In the absence of such tests, which are the result of the Federal Prohibition on Marijuana, there really is no way to state with certainty one way or the other the effects of legalized marijuana on traffic deaths.

Washington Post did a study last year by simply looking at the data from Colorado’s traffic fatalities before and after legalization of recreational marijuana (WashingtonPost: “Since marijuana legalization, highway fatalities in Colorado are at near-historic lows“).

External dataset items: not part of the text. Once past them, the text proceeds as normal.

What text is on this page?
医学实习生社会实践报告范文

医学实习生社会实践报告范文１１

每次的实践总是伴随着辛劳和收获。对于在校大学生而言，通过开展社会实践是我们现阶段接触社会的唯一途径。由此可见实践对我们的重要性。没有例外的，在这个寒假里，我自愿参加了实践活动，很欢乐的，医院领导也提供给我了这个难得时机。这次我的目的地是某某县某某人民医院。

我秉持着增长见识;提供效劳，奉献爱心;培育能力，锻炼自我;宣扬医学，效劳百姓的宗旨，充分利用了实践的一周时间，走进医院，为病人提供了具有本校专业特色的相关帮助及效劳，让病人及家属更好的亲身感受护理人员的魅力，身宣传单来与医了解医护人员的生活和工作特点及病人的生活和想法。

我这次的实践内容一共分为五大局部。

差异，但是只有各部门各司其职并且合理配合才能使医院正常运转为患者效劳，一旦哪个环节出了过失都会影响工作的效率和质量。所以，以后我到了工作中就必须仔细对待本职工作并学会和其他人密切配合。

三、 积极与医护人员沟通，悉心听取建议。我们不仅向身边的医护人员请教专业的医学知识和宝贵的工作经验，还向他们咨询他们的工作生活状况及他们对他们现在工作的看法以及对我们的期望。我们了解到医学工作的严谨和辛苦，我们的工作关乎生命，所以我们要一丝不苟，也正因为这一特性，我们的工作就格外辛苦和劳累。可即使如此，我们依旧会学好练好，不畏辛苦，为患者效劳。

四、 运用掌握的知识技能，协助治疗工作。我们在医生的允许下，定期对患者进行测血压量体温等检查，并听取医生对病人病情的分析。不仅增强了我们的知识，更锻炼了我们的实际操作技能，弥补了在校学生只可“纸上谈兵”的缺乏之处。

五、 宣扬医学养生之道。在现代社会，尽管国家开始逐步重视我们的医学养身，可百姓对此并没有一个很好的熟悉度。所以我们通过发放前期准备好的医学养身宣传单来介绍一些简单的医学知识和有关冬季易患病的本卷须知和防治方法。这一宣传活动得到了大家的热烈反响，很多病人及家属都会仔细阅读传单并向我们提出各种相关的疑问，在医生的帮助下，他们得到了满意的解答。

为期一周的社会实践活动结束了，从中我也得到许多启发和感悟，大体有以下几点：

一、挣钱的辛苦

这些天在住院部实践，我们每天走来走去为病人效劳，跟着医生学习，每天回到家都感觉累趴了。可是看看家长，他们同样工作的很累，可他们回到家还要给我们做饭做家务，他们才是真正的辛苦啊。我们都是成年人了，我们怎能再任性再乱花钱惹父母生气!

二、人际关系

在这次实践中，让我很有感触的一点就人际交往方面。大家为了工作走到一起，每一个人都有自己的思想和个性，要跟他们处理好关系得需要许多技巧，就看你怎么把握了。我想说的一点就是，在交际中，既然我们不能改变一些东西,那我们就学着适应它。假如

Colorado Traffic Deaths after Marijuana

As the graph shows, the months where recreational marijuana was legalized (2014: Green line) showed a slight decrease from the previous year (2013: Orange line). Both years were lower than the overall average since 2002 (Average 2002-2014: Red line). This graph is significant in what it doesn’t show; it doesn’t show any discernible relationship between recreational cannabis legalization and highway fatalities. If one were reaching to extract a conclusion, it would be that recreational marijuana legalization actually decreased highway fatalities. Those who support this conclusion argue that where it’s legally available, people are substituting marijuana for alcohol. And there is indisputable evidence that alcohol is one of the main causes of highway fatalities.

The Federal Prohibition on cannabis must come to an end so that there can be serious targeted research on the matter and to develop sensible relevant data driven laws and guidelines on driving while stoned.